In mid-January, residents of Westbrook, Maine, noticed a circular ice disk, hundreds of feet in diameter, slowly spinning in the Presumpscot River. Drone video of the formation taken by town officials promptly went viral. The sheer size of the disk and its eerie resemblance to the face of the Moon captivated many and led to some wild speculation about its origins. (Spoiler alert: It’s not aliens.)
For Chris Horvat, a postdoctoral researcher at the Institute at Brown for Environment and Society (IBES), the disk was a serendipitous research opportunity. Horvat is a polar oceanographer who studies the connections between sea ice and climate. He realized that he had an interesting research specimen held captive in a place where it’s easily monitored.
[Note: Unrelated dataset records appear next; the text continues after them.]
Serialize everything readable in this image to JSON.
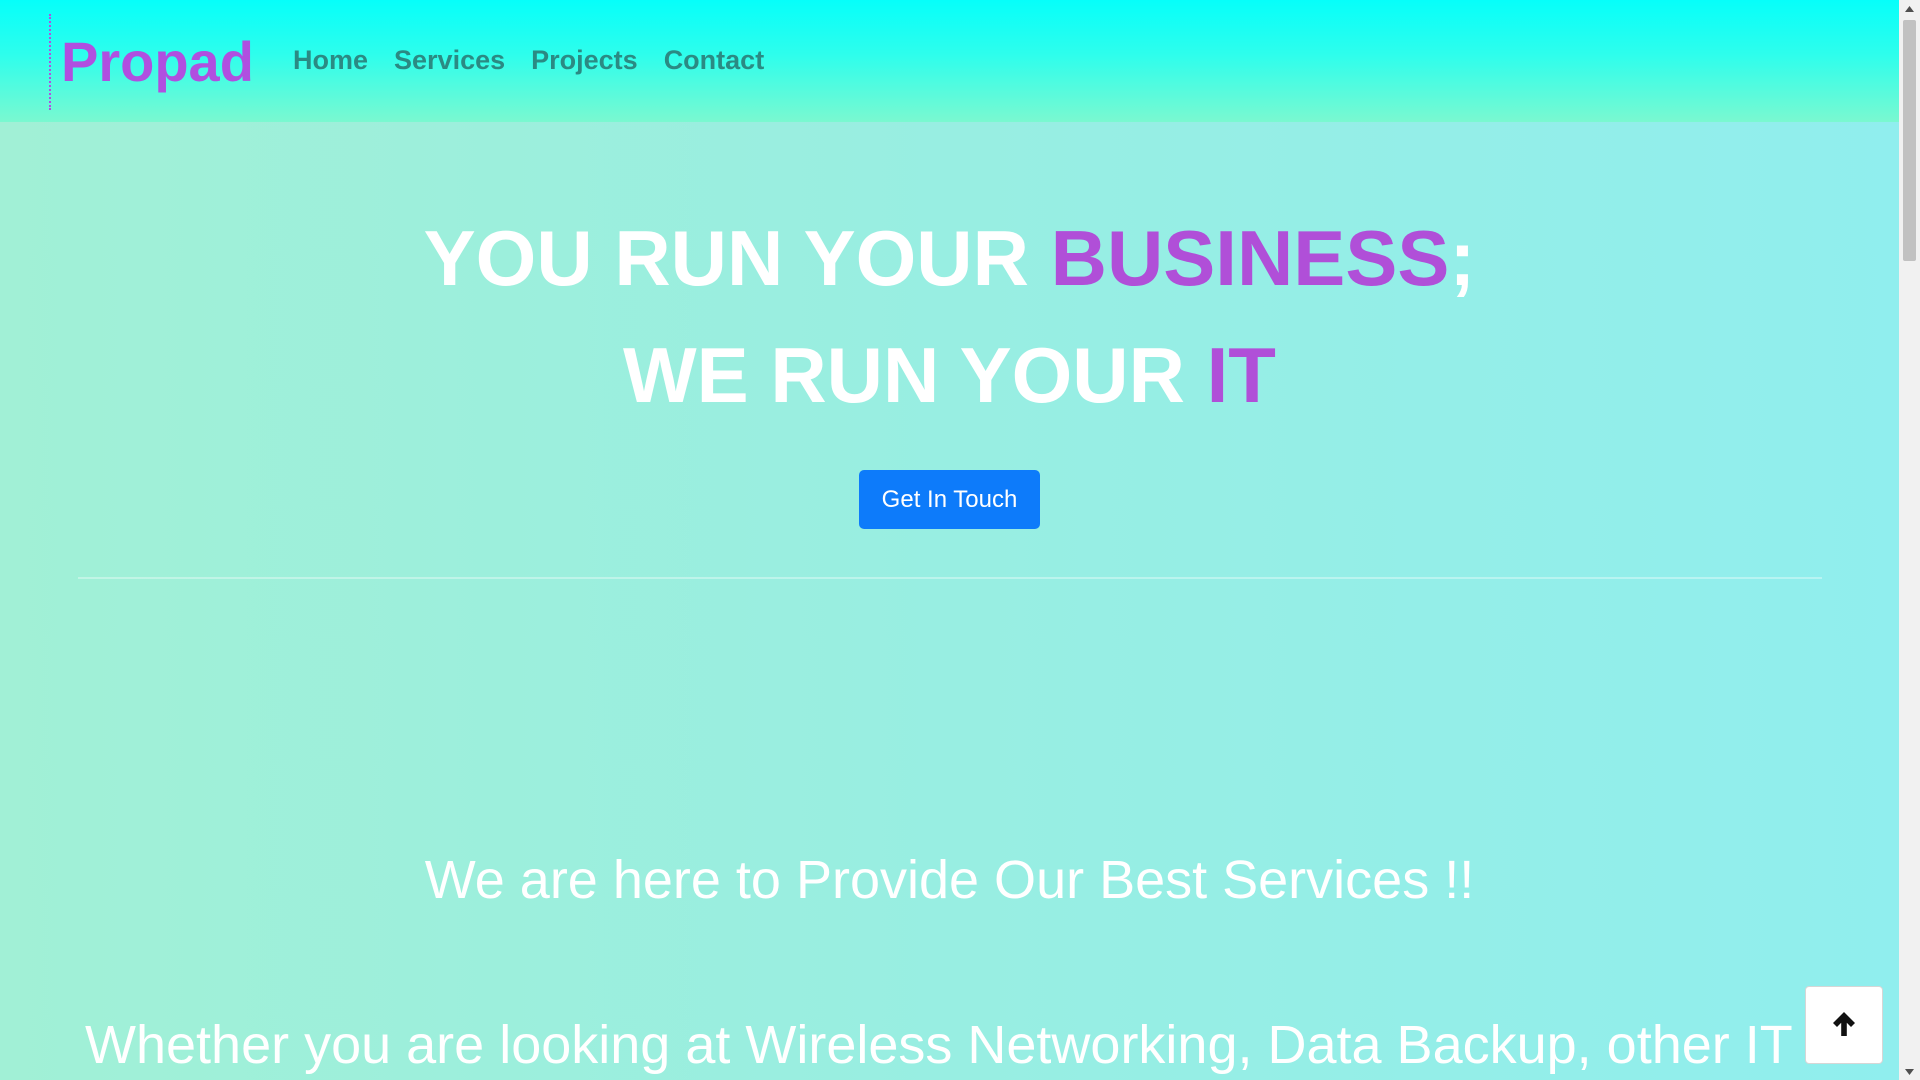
{
  "brand": {
    "name": "Propad",
    "color": "#b04fe0"
  },
  "nav": {
    "items": [
      {
        "label": "Home"
      },
      {
        "label": "Services"
      },
      {
        "label": "Projects"
      },
      {
        "label": "Contact"
      }
    ],
    "link_color": "#2b8a83"
  },
  "hero": {
    "line1_prefix": "YOU RUN YOUR ",
    "line1_accent": "BUSINESS",
    "line1_suffix": ";",
    "line2_prefix": "WE RUN YOUR ",
    "line2_accent": "IT",
    "accent_color": "#b04fd8",
    "cta_label": "Get In Touch",
    "cta_color": "#0d7bfa"
  },
  "services": {
    "tagline": "We are here to Provide Our Best Services !!",
    "lead_text": "Whether you are looking at Wireless Networking, Data Backup, other IT"
  },
  "back_to_top": {
    "icon": "arrow-up-icon"
  },
  "colors": {
    "header_top": "#06fffa",
    "header_bottom": "#7af8d0",
    "page_bg": "#98eee2"
  }
}
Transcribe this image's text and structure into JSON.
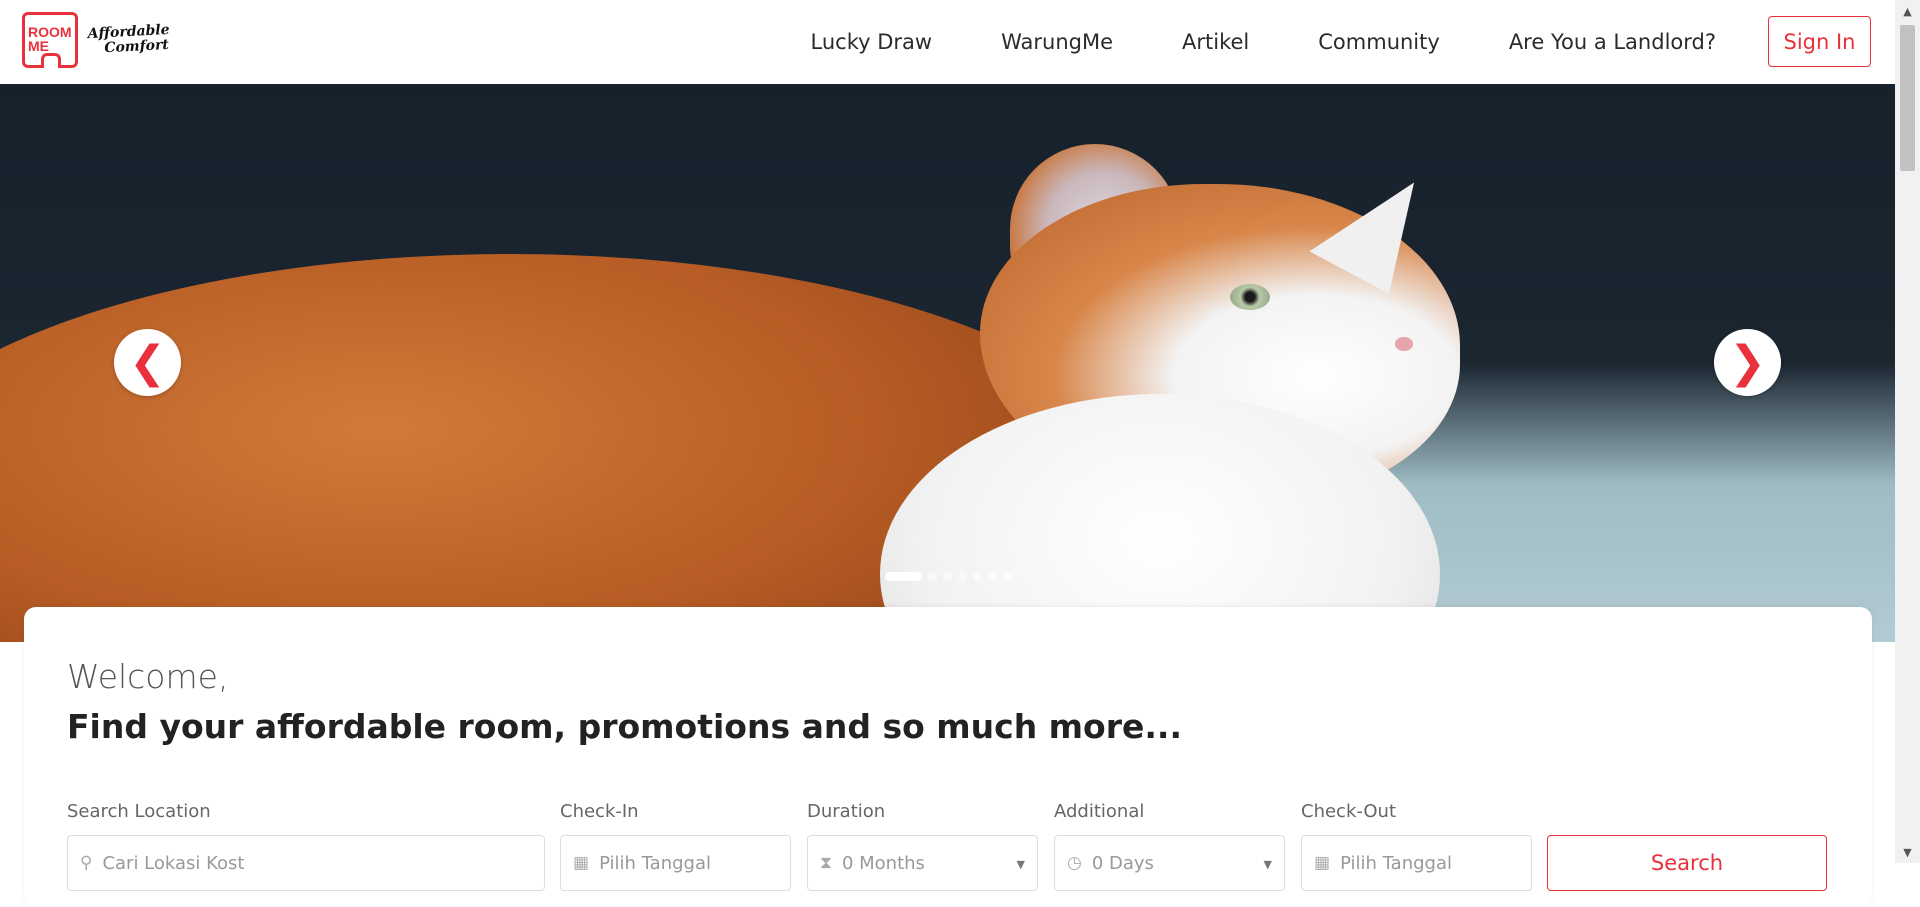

“We’re interested in seeing how individual pieces of sea ice, which are called floes, evolve — and it’s hard to do,” Horvat said. “But with this ice disk, we don’t have to get a ship up to the Arctic, we don’t have to fly drones or any of that. It’s right in the middle of a city. So we have all these buildings and infrastructure around that we can use to get a look at it.”
And while a freshwater ice chunk in a river isn’t the same thing as sea ice, Horvat says, it’s still a suitable analog to test some of the techniques he uses to study sea ice evolution. So working quickly with town officials and local businesses, Horvat used some of his research funds from Brown to set up a webcam, which has been keeping a constant eye on the disk for a few days now.
One technique that Horvat hopes to evaluate using the disk is the use of computer vision algorithms in studying how ice floes change over time. The hope is that these techniques will help quantify how floes move or stick in place, as well as how they shrink or grow depending upon the conditions around them.
“Now we have images of a floe, updated minute by minute, that we can apply these techniques to,” Horvat said. “That’s a pretty unique opportunity.”
And it just so happened that this opportunity appeared when Horvat had a bit of time on his hands. His research is funded in part through the National Oceanic and Atmospheric Administration, which is subject to the ongoing federal government shutdown. Uncertainty surrounding future paychecks and upcoming field campaigns left Horvat open to exploring other projects.
“One of my government employee friends and I were talking about what we’re supposed to do during the shutdown,” Horvat said. “He suggested two options. One was painting his apartment, and the other one was taking a look at this ice disk in Maine.”
It started as “kind of a jokey conversation,” Horvat says, and he wasn’t even aware that the disk existed at the time. But the more he looked at images of the disk on the internet, the more interested he became.
“I thought that because the cost of installing a webcam there is so small compared with the cost of doing field research, it’s an opportunity we should take advantage of,” he said.
But research value aside, ice disks are just neat to look at, Horvat says. They’re fairly rare, though others have been recorded. They’re formed, according to Horvat, through a combination of a river’s geometry and temperature conditions. In the case of the Maine disk, it took shape at a bend in the river that produces circulations known as back eddies.
“You get this circulation pattern that on the surface looks like a vortex,” Horvat said. “Ice that’s formed downstream will hit this vortex and form an ever-larger chunk. As it spins, it rubs against the side of the river and that’s what makes it symmetrical.”
In the days since the camera started running, there’s already been a significant change in the disk’s behavior. Specifically, it stopped spinning. That’s probably because frigid temperatures are freezing the water around the disk, causing it to get stuck, Horvat says. He’s interested to see what happens next.
“It might just freeze in place and become a part of this river ice that’s spanning the river,” he said. “Or if it gets warm enough, maybe the power of the river will be enough to break the ice that’s holding it to the bank.”
Time, and a constant webcam view, will tell.
“It’s exciting [to watch] the life and death of this ice disk,” Horvat said. “It’s not something I thought I’d be spending all my time staring at images of, but it’s been fun.”